The beginning of chapter two

It’s been a transformative few months. In the middle of October I had a mental breakdown. It had nothing to do with being a daydreamer. I’d been trying to struggle on through lockdown-induced burnout, pressures at work and a complicated family situation for far too long. Everyone has their breaking point, and I found mine. I cried for two days solid; I thought the most compassionate thing I could do for myself would be to end my life, and the only reason I didn’t was that I could barely put a coherent thought together, so getting out of bed to find a knife or take an overdose was just too much effort. 

After several days in crisis, I was admitted to a psychiatric hospital; I ended up staying for four weeks. I remember waking up on the first day in hospital wondering how things could have reached this point and whether I was ever going to be able to recover. But over the next few days and weeks, the world slowly started to look brighter. 

The thing about being in a psychiatric hospital is that it’s a safe place and you’re surrounded by the most caring people (both staff and fellow patients). You leave your pretences and judgements at the door, along with all the day-to-day stressors that contributed to the crisis. You’re looked after while you work on yourself. And it’s hard work. We had three to four hours of group therapy every day, and as a result of that, not only was I able to make sense of what had happened to me, I was also able to start to understand some things about myself.

One of the first things I realised was that the old me died when I had the breakdown. I will never go back to being my old self, because the person I was doesn’t exist any more. Things will never go back to the way they were, because the way things were made me ill, and if I go back to that life I will just get ill again. What happened to me was one of those rare turning points that only come along once or twice in a lifetime – those moments when you know everything is going to change. In one of our therapy sessions, we were invited to draw a picture that represented how we were feeling. In that moment, I didn’t know how I was feeling, so I just went with the first thing that came into my head. It was an image of a dragon’s egg cracking open inside a volcano (because, obviously, I’m a daydreamer so I wasn’t going to come up with anything mundane). It was only when I reflected on it afterwards that I realised I was trying to represent the ultimate in new beginnings, and that whatever I end up doing with the rest of my life, I’m going to do with fire and confidence and passion. 

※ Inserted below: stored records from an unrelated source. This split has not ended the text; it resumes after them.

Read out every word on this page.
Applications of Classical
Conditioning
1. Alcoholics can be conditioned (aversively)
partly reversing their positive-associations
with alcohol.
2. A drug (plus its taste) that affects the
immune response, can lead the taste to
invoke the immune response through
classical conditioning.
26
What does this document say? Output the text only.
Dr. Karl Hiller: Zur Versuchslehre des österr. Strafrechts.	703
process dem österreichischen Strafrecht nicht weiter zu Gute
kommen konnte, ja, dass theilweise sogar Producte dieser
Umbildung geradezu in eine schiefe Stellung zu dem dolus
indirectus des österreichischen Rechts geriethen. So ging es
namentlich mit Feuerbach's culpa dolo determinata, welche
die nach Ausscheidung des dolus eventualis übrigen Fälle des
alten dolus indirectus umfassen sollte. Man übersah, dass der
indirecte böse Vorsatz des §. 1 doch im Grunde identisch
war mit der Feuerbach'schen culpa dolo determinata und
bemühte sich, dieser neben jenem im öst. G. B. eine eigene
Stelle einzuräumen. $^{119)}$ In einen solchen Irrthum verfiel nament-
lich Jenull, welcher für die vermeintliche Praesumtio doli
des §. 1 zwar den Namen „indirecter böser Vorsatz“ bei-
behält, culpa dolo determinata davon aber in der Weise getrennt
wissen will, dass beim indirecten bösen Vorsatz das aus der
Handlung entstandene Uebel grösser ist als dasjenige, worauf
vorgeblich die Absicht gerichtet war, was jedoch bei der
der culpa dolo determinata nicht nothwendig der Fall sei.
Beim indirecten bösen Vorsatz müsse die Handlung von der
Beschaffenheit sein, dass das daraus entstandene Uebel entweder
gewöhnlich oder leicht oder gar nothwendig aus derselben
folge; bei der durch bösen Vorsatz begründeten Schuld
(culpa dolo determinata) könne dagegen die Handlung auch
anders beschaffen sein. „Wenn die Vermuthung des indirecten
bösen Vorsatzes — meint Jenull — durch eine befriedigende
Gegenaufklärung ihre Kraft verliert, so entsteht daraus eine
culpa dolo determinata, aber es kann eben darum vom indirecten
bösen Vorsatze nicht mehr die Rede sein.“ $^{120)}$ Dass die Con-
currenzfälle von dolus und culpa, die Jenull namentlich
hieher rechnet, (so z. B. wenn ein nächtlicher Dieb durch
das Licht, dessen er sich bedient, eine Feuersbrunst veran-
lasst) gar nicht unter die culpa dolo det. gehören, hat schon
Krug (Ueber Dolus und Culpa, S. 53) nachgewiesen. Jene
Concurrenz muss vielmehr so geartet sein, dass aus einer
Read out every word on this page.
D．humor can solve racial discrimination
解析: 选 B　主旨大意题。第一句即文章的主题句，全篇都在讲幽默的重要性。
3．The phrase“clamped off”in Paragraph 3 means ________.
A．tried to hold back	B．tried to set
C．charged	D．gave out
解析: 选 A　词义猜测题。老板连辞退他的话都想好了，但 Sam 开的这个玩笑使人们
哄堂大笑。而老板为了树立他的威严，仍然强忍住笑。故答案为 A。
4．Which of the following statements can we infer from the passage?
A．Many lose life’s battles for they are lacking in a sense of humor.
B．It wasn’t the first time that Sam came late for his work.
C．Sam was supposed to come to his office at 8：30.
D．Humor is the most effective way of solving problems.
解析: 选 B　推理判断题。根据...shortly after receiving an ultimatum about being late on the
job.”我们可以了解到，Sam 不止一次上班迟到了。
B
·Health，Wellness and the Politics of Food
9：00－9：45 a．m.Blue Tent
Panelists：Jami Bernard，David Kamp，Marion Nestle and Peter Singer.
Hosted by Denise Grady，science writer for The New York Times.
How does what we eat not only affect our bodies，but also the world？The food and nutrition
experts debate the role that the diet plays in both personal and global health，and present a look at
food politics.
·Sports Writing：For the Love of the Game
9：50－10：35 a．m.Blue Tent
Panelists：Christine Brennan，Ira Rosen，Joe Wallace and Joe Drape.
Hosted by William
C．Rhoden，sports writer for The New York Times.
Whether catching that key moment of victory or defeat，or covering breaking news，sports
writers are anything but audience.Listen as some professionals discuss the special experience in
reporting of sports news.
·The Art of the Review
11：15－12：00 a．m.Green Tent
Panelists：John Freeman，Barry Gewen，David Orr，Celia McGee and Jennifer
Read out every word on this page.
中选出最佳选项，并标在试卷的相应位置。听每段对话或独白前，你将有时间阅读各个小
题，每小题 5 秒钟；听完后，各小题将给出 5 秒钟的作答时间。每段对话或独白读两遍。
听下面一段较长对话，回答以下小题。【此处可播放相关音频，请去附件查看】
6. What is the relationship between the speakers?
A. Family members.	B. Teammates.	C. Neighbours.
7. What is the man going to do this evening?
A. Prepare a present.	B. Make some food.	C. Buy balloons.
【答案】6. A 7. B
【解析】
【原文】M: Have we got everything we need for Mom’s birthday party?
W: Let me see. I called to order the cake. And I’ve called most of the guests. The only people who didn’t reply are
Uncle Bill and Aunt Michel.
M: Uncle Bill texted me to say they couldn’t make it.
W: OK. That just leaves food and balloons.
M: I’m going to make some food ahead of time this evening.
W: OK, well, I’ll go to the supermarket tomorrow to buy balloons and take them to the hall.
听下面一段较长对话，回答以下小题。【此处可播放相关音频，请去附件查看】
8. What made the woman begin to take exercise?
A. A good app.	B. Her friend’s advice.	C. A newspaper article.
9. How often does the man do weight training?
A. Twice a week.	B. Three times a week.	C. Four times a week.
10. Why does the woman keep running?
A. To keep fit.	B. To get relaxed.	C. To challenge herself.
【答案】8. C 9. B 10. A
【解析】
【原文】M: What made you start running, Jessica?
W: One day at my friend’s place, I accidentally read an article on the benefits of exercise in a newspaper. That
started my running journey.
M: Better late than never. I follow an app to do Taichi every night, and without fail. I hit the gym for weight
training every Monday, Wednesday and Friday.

I only mentioned my daydreaming once while I was in hospital – not because I was embarrassed or trying to hide it, but because for the most part it wasn’t relevant to everything else that was going on. But that doesn’t mean it wasn’t still with me. It got me through the early nights when I was still adjusting to the medication and couldn’t sleep. I’m sure only a daydreamer can lie awake in bed all night and feel completely at peace.

One thing I realised during my time in hospital was that I’ve spent my whole life suppressing my authentic self because it felt safer to be the person that the people around me wanted me to be. Fear of rejection led me to reject myself. It was only in the safe environment of the hospital that I felt able to let down the mask and be more authentic. And that’s where I’m profoundly grateful that I’m a daydreamer. Because when I suppressed my authentic self, I didn’t lose touch with her completely. She became my alter ego. My authentic self found expression in the one place where she was safe from rejection and judgement – my own mind. The person I become in my daydreams isn’t the person I would have liked to have been, she’s the person I was born to be, the person that until now I wasn’t brave enough to be. 

A few days before I was admitted to hospital, I asked my daydream mentor how to begin my healing journey. And what he told me was “It’s not a healing journey, it’s a learning journey”. He was right. I learned so much about myself in hospital, and I’m still learning, both inside and outside the daydreams. We never really stop learning. So perhaps I don’t need to know where I’m going because I’ll never arrive. I’ll always want to keep going – learning new things, living new experiences, dreaming new dreams. When I left hospital, I told everyone I’d reached the end of chapter one. I’m looking forward to writing chapter two.   

PS – Regular readers might notice that I’ve changed my display name on this blog. My real name doesn’t entirely feel as though it belongs to me any more, so I’ve decided to blog under my daydream name for the time being. It feels more me.